No eran animales: nada más se comportaron como cuentos. Si han tenido educación cristiana, no la han asimilado. O en vez de educación sólo han recibido instrucción en letras y ciencias. Parece claro que han perdido —o no se las enseñaron— las nociones elementales sobre la ley natural, el pudor, la autoestima, el respeto a sus padres, la preocupación por el qué dirán. La ausencia de estos y otros valores que nos empiezan —o empezaban— a inculcar en la casa, el catecismo, el aula y la misa, puede llevar a la juventud a palabras mayores, a excesos de perversión que degeneren tarde o temprano en desastres o tragedias.
En otros tiempos se decía a los alumnos: “Ustedes representan también a su escuela en su comportamiento fuera del edificio escolar”. Esto se llama rendir testimonio de algo.

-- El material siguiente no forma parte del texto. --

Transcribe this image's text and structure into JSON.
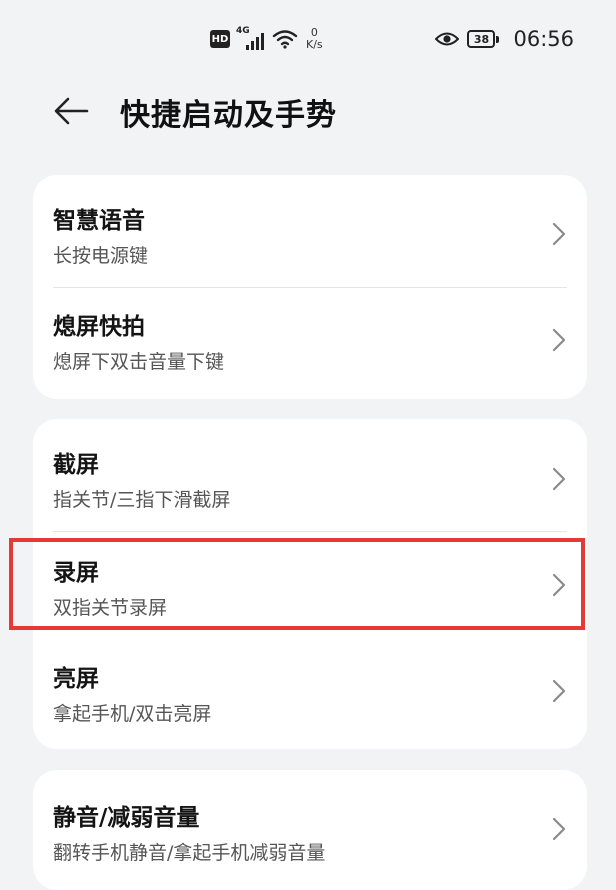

A nuestros directores y maestros de centros docentes, padres de familia, párrocos y dirigentes de agrupaciones, apostolados y jerarquías religiosas, jefes de las fuerzas activas y otros rectores de la vida pública y privada, ¿cuánto nos interesan los testimonios rendidos por “niños bien” en una graduación convertida en uno de los basureros que están contaminando, según el Padre Fabio, a la gente joven del interior del Estado?
Entre estas generaciones que, con una impunidad estimulante, producen fumadores de mota, drogadictos, majaderos y protagonistas de deyecciones, orines y vómitos colectivos serán nuestros próximos padres de familia, nuestra siguiente edición de capitanes de la sociedad y quizás, o probablemente, algunos o muchos de los candidatos a gobernador, alcalde, diputado…
¿Qué importancia y urgencia asignamos a estos sumideros morales? ¿Estamos empezando a levantar las tapas y comenzando a sentir el hedor? A de esta “graduación”, una dama dijo en una charla que la comentaba: “Vivimos en una sociedad que olvida todo. Que olvida pronto. Dentro de un año ya nadie se acordará de este escándalo”.
El momento se presta a meditar en algunas de las palabras que nos dirigimos a Giuseppe Bertello al despedirse el jueves 8 de febrero como nuncio apostólico en México: “La Iglesia Católica es la levadura que impulsa el desarrollo social y de los valores del espíritu cristiano para la creación de una sociedad justa y en bienestar… con respeto a los derechos y cumplimiento de obligaciones”.
En la siembra de levadura, en vez de distribución de sumideros, la Iglesia tiene, claro está, un papel preponderante, pero no único. Tienen que bajar al ruedo, a lidiar con esta realidad, tantos espectadores que de lejos, tal vez, se rasgan las vestiduras pero se quedan atornillados a sus asientos en las graderías de una pasividad egoísta que raya en una indiferencia que va camino de la irresponsabilidad.